Надзиратель в недоумении посмотрел на Расима. – «Не сошёл ли с ума, мой господин?» – думал он и, промолчав, продолжил спускаться.
– Пленник буйствовал, мой господин, – сообщил уже на середине пути. – Кричал. Пытался сорвать цепи.
У Фозила был низкий, звучный голос, который усиливался в этих узких стенах. Это было одним из его качеств, благодаря которым Расим держал его при себе и иногда посвящал своим тайнам. Он даже иногда завидовал Фозилу, ведь у него самого средний тембр голоса, который звучит недостаточно убедительно – так он считал и сводил к этому свои недавние провалы и неудачи.

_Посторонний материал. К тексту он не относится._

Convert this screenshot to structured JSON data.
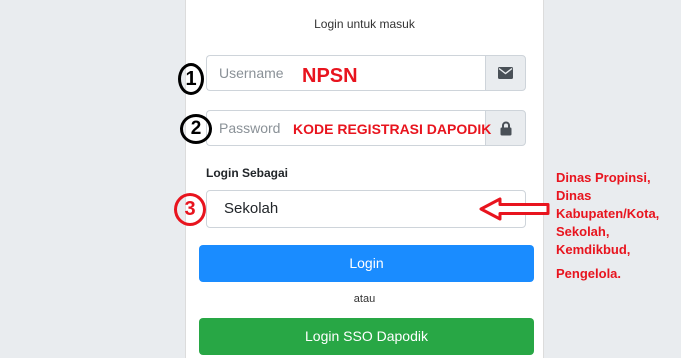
{
  "form": {
    "title": "Login untuk masuk",
    "username_placeholder": "Username",
    "password_placeholder": "Password",
    "login_as_label": "Login Sebagai",
    "login_as_value": "Sekolah",
    "login_button": "Login",
    "or_text": "atau",
    "sso_button": "Login SSO Dapodik"
  },
  "annotations": {
    "step1": "1",
    "step2": "2",
    "step3": "3",
    "username_note": "NPSN",
    "password_note": "KODE REGISTRASI DAPODIK",
    "role_options": [
      "Dinas Propinsi,",
      "Dinas",
      "Kabupaten/Kota,",
      "Sekolah,",
      "Kemdikbud,",
      "Pengelola."
    ]
  },
  "colors": {
    "annotation_red": "#e8141e",
    "login_blue": "#1a8cff",
    "sso_green": "#28a745"
  },
  "icons": {
    "username_addon": "envelope-icon",
    "password_addon": "lock-icon",
    "select_arrow": "chevron-down-icon",
    "arrow": "left-arrow-icon"
  }
}
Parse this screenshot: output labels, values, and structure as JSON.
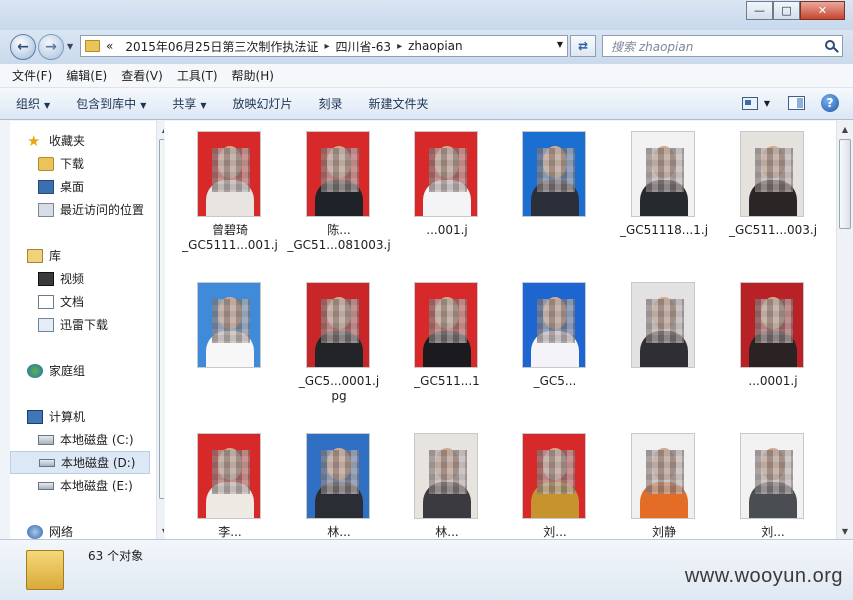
{
  "address": {
    "crumbs": [
      "2015年06月25日第三次制作执法证",
      "四川省-63",
      "zhaopian"
    ],
    "double_chevron": "«",
    "separator": "▸"
  },
  "search": {
    "placeholder": "搜索 zhaopian"
  },
  "menu": [
    "文件(F)",
    "编辑(E)",
    "查看(V)",
    "工具(T)",
    "帮助(H)"
  ],
  "toolbar": {
    "organize": "组织",
    "include_library": "包含到库中",
    "share": "共享",
    "slideshow": "放映幻灯片",
    "burn": "刻录",
    "new_folder": "新建文件夹",
    "help": "?"
  },
  "sidebar": {
    "favorites": {
      "label": "收藏夹",
      "items": [
        "下载",
        "桌面",
        "最近访问的位置"
      ]
    },
    "libraries": {
      "label": "库",
      "items": [
        "视频",
        "文档",
        "迅雷下载"
      ]
    },
    "homegroup": {
      "label": "家庭组"
    },
    "computer": {
      "label": "计算机",
      "items": [
        "本地磁盘 (C:)",
        "本地磁盘 (D:)",
        "本地磁盘 (E:)"
      ]
    },
    "network": {
      "label": "网络"
    }
  },
  "files": [
    {
      "name": "曾碧琦",
      "name2": "_GC5111...001.j",
      "bg": "#d8292a",
      "shirt": "#e8e4e2"
    },
    {
      "name": "陈...",
      "name2": "_GC51...081003.j",
      "bg": "#d8292a",
      "shirt": "#1f2329"
    },
    {
      "name": "",
      "name2": "...001.j",
      "bg": "#d8292a",
      "shirt": "#f4f4f6"
    },
    {
      "name": "",
      "name2": "",
      "bg": "#1b6fd1",
      "shirt": "#2a2f3a"
    },
    {
      "name": "",
      "name2": "_GC51118...1.j",
      "bg": "#f2f2f2",
      "shirt": "#26292e"
    },
    {
      "name": "",
      "name2": "_GC511...003.j",
      "bg": "#e5e2de",
      "shirt": "#2b2626"
    },
    {
      "name": "",
      "name2": "",
      "bg": "#3f8bd9",
      "shirt": "#f7f7f7"
    },
    {
      "name": "",
      "name2": "_GC5...0001.j",
      "name3": "pg",
      "bg": "#c9262a",
      "shirt": "#232427"
    },
    {
      "name": "",
      "name2": "_GC511...1",
      "bg": "#d8292a",
      "shirt": "#1b1b1f"
    },
    {
      "name": "",
      "name2": "_GC5...",
      "bg": "#1d66d2",
      "shirt": "#f4f4f8"
    },
    {
      "name": "",
      "name2": "",
      "bg": "#e2e2e2",
      "shirt": "#2f2f33"
    },
    {
      "name": "",
      "name2": "...0001.j",
      "bg": "#b82227",
      "shirt": "#2a2223"
    },
    {
      "name": "李...",
      "name2": "",
      "bg": "#d8292a",
      "shirt": "#efe9e4"
    },
    {
      "name": "林...",
      "name2": "",
      "bg": "#2f6fc4",
      "shirt": "#2a2d33"
    },
    {
      "name": "林...",
      "name2": "",
      "bg": "#e7e3df",
      "shirt": "#3a3a40"
    },
    {
      "name": "刘...",
      "name2": "",
      "bg": "#d8292a",
      "shirt": "#c7932f"
    },
    {
      "name": "刘静",
      "name2": "",
      "bg": "#f0f0f0",
      "shirt": "#e36c27"
    },
    {
      "name": "刘...",
      "name2": "",
      "bg": "#f2f2f2",
      "shirt": "#4a4d52"
    }
  ],
  "status": {
    "count_text": "63 个对象"
  },
  "watermark": "www.wooyun.org",
  "colors": {
    "selection": "#dce8f6",
    "titlebar": "#c7d8ec",
    "close": "#c7452f"
  }
}
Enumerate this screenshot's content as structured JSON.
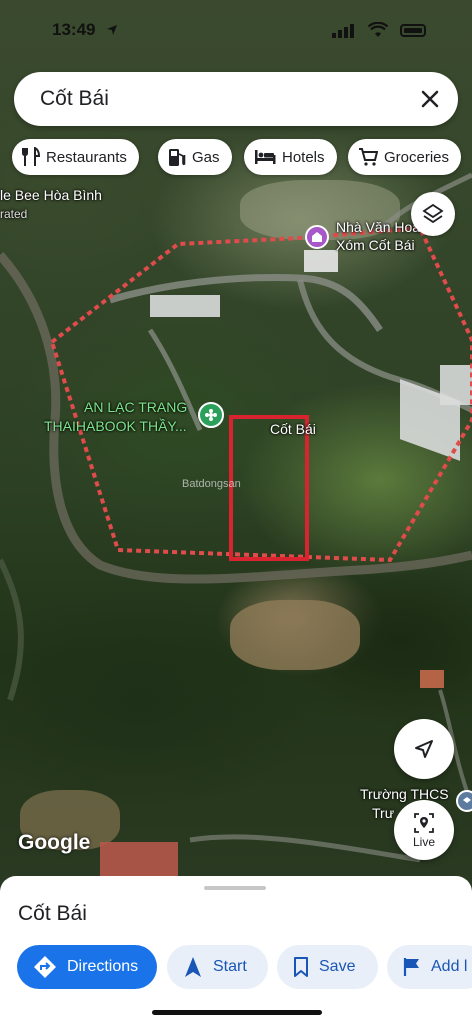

Недоумение надзирателя перешло Расиму в виде изумления. Он остановился и недоверчиво переспросил:
– Сорвать цепи? Впервые за столь долгое время он снова попытался сбежать? Хм-м… С чего вдруг?
Фозил был уже на семь ступеней ниже него. Коротким факелом, зажжённым ещё у входа в темницу, он зажигал свечи в гнёздах на правой стене…
Сто холодных каменных ступеней привели босого Расима вниз. Он свернул направо и вошёл в небольшое помещение со столом и стулом у стены напротив широкого и высокого проёма. Он сделал десять шагов и вошёл в длинный коридор, чей конец было невидно из-за царившего мрака.
Фозил зажёг лишь две масляные лампы на стенах и четыре толстых свечей между камерами. Он хотел зажечь ещё, но Расим остановил его.
– Этого достаточно, – негромко сказал он.
Расим шёл медленно, меряя шаги и обдумывая слова, которые он скажет ему. Пятьдесят шагов и он подошёл к краю камеры слева, обставленной железной решёткой с толстенными прутьями. Стоя в трёх шагах от камеры, он наклонил голову и заглянул во мрак, царивший внутри. Его взгляд говорил о том, что он опять провалится, но Расим всё же надеялся убедить его. Сделав длинный шаг к камере, Расим снова посмотрел во мрак сквозь прутья. Он ничего не видел, но знал, что его пленник забился в углу, скрывая своё лицо. Расим слышал его умеренное дыхание.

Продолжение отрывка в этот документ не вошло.